Cheapside, Luton, c.1914 [Z1306/75/10/12/1]
Friday 16th October 1914, Luton: A family living in Wimborne
Road has suffered a dreadful loss. They heard last
Friday that their twenty-two year old son Private Horace Weedon, serving in France with the
Grenadier Guards, had been killed in action. It took nearly a month for the
news to come through as he was killed between the fourteenth and the sixteenth
of September during the Battle of the Marne. Horace had been a pupil at Chapel
Street and Waller Street schools. A well-built lad, over six feet tall, he worked first at Mr Treasure’s furniture store in Cheapside,
then at the Diamond Foundry. After leaving the foundry he served in the Grenadier Guards for
three years. When he left the Guards in November 1913 he joined the police force in Birmingham. As a
reservist he was called up at the beginning of the war and sent immediately
to the front. Soon after they heard of his death Mr and Mrs Weedon received a
letter from the son saying “just a few lines to let you know I am all right. We
are doing a bit of fighting and we are having a pretty hard time of it.
Remember me to all at home. With love, Horace.”
Horace Weedon [from Luton News 19th November 1914]
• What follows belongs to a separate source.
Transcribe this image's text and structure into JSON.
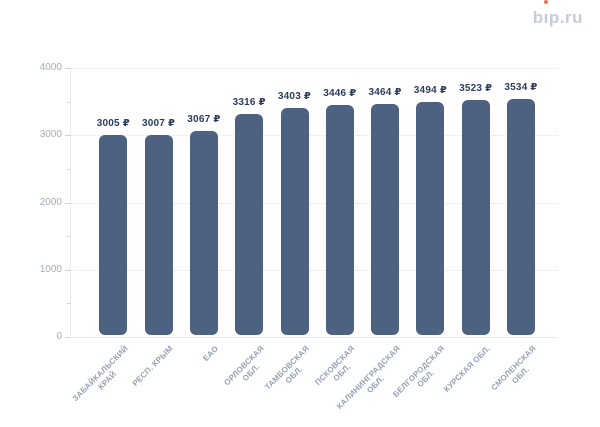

As they grieved for their eldest son the family suffered a second tragedy: Horace’s younger brother Frank died on Monday from diphtheria, just three days after his parents heard of his brother's death. They also have to endure the anxiety of having two other teenage sons in the services: Jack is at the front with the 1st Battalion of the Bedfordshire Regiment, and George is in the navy serving on HMS Powerful.